This stockpile does not pose a major proliferation concern, and Japan and its international partners have made significant progress toward securing this material from theft by malign internal or external actors. But the plutonium stockpile remains a lightning rod for international criticism of Japan’s credibility as a principal nonproliferation advocate. Japan’s continued pursuit of the closed fuel cycle also threatens to set a precedent for the reprocessing ambitions of other non-nuclear-weapons states. For instance, South Korea continues to seek a revised nuclear cooperation agreement with the US that would grant it the right to separate plutonium using the pyroprocessing process. Both Japan and South Korea will soon face important decisions about their respective nuclear fuel cycles, which could have far-reaching implications for nuclear and international security in the region and beyond.

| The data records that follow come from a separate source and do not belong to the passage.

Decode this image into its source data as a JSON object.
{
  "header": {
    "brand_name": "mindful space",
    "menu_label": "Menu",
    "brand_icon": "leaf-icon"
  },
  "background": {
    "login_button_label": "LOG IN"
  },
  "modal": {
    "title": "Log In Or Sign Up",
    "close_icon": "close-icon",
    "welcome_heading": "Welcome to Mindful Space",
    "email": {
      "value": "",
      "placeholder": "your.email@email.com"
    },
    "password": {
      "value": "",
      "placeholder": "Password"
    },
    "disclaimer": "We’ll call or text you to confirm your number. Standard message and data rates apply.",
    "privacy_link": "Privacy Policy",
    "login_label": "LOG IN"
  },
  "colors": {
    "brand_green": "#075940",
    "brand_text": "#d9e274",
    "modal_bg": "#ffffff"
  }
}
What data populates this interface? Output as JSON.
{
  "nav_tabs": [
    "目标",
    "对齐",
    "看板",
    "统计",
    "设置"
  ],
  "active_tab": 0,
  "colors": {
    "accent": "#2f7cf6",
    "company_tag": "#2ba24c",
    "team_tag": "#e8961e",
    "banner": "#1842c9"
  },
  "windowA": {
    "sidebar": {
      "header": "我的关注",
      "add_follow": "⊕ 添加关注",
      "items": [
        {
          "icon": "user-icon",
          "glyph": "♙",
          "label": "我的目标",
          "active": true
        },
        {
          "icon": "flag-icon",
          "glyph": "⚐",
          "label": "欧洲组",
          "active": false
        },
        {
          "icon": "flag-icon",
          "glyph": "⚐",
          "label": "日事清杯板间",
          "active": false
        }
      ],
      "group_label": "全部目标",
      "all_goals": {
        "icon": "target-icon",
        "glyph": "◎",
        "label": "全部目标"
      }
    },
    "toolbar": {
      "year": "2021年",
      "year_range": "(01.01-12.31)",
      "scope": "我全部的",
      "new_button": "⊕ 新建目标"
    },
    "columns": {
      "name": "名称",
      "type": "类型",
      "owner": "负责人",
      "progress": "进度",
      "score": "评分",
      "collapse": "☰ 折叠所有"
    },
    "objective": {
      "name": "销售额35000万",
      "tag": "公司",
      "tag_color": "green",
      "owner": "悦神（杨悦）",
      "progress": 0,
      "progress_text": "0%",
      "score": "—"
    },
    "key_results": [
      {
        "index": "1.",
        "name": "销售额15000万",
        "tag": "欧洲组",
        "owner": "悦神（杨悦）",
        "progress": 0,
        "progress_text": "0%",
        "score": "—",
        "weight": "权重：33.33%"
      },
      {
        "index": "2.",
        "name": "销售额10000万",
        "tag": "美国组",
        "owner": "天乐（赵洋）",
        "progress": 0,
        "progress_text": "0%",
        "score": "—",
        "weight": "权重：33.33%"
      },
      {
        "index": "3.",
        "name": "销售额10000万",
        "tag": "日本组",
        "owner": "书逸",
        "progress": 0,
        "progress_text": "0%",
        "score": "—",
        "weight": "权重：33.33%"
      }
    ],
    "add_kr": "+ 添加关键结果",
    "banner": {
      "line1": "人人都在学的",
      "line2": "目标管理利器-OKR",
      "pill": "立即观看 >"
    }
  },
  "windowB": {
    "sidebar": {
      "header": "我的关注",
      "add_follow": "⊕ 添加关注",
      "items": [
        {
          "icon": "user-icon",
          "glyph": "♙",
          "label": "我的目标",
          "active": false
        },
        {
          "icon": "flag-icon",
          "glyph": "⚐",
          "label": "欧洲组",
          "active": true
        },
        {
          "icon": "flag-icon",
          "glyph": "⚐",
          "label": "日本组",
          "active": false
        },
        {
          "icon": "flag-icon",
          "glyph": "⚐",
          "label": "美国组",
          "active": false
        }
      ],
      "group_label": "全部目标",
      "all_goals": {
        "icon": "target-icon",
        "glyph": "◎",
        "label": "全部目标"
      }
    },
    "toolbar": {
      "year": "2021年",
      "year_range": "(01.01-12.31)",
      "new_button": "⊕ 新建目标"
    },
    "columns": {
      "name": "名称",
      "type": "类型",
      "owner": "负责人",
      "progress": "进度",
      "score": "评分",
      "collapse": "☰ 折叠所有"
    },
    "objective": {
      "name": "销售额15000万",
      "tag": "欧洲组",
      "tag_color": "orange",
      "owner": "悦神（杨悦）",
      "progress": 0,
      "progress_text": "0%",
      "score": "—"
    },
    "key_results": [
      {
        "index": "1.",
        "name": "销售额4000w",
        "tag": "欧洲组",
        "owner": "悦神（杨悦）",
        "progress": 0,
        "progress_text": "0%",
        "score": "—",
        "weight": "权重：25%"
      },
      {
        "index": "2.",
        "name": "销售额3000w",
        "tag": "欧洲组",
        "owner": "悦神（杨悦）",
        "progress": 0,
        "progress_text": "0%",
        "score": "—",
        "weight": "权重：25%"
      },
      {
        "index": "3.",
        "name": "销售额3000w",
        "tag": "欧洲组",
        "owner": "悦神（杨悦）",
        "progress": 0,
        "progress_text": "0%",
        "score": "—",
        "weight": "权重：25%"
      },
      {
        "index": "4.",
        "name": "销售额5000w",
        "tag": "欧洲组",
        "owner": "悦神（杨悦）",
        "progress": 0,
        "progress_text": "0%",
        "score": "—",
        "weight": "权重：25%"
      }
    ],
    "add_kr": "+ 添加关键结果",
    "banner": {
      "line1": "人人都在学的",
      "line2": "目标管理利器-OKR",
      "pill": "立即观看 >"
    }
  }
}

In recognition of these related challenges, Nagasaki University and the Carnegie Endowment for International Peace hosted a conference in Washington, DC, on the most urgent nuclear challenges facing international actors in this increasingly tense region. Panelists included a series of highly respected experts on nuclear security, several of whom have been directly involved in shaping US, Japanese or South Korean policy.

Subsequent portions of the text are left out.